Reynolds’ addition to the team has done so much, both on the field and off – and now, with this win, they’re all-but-assured of finals football for the first time since 2019 – an eternity in Broncos years.

They were below their best for large parts of tonight’s win at Suncorp Stadium, especially after the break, where they’d walked into the sheds with an 18-0 lead.

“We don’t want to go through those flat patches, we’ve got some big games coming up that will be a better test for us,” Reynolds said afterwards.

“Tonight was a step in the right direction.”

Despite a clear gulf in class, some awful errors and bad decision-making prevented Brisbane from extending their lead, before the Knights pulled two tries back in quick succession to make it an eight point game with 15 minutes left.

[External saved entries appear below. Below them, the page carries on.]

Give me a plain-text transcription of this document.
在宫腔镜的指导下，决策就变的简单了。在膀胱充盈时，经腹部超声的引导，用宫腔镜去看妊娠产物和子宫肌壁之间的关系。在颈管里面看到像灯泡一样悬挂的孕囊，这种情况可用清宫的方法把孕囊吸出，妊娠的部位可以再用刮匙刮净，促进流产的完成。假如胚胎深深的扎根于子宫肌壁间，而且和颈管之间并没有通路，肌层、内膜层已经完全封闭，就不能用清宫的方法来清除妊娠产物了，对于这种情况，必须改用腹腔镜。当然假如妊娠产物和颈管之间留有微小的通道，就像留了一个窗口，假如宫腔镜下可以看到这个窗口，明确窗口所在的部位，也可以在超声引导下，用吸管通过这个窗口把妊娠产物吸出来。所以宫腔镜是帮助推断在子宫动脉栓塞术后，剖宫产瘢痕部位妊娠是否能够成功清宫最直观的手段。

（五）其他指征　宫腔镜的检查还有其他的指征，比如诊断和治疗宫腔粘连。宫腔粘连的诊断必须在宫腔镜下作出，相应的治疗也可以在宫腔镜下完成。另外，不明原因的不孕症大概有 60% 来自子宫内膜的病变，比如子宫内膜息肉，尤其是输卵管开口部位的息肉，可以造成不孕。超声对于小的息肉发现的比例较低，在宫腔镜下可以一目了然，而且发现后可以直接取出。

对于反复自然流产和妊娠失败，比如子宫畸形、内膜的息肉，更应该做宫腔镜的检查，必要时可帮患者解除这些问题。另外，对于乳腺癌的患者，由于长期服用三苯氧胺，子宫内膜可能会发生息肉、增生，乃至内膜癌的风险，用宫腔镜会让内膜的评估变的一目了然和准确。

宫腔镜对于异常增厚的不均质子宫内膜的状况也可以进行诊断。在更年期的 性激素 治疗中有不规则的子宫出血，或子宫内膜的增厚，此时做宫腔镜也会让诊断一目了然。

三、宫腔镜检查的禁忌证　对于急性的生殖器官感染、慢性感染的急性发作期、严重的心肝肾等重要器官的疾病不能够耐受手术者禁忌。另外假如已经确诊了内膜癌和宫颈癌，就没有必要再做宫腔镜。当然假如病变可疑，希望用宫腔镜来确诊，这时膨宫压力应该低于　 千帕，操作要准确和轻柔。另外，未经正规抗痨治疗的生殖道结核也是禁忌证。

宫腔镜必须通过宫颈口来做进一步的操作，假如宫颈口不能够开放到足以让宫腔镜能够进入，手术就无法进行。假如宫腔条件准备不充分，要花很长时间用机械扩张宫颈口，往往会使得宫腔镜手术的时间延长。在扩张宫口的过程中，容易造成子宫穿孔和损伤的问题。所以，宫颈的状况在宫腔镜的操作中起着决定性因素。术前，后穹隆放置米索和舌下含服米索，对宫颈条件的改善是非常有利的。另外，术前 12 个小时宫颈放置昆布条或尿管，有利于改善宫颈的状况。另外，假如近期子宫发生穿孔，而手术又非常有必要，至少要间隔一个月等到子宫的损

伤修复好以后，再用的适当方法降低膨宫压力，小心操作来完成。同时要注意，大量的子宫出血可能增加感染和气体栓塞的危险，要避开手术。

Stream the NRL premiership 2022 live and free on 9Now

Instead, Cobbo scored his second and third tries of the evening, putting the full time margin back to the same as it was after 40 minutes.

“We just need to be better – there’s periods there where we go error, error, seven tackle set, those sorts of things. We don’t mean to do it, but obviously it’s going to hurt us in the big games,” Reynolds said.

Brisbane still have a bit of work to do to ensure they get a home final this year – and a win next week against the Storm will go a long way to locking that in.

With both the Eels and Roosters only narrowly below them in seventh and eighth, there’s a world where the Broncos need to win all of their games to nab a top six finish, let alone top four.

But with Reynolds’ kicking on song, Wally Lewis Medal winner Patrick Carrigan soon to return and with a backline full of confidence, they’ll be feeling good.

Corey Oates was at his barnstorming best, while returning fullback Te Maire Martin gave them some much-needed stability at the back.

For the Knights, there’s no real danger of getting the wooden spoon, but not much else to play for either – as their performance showed.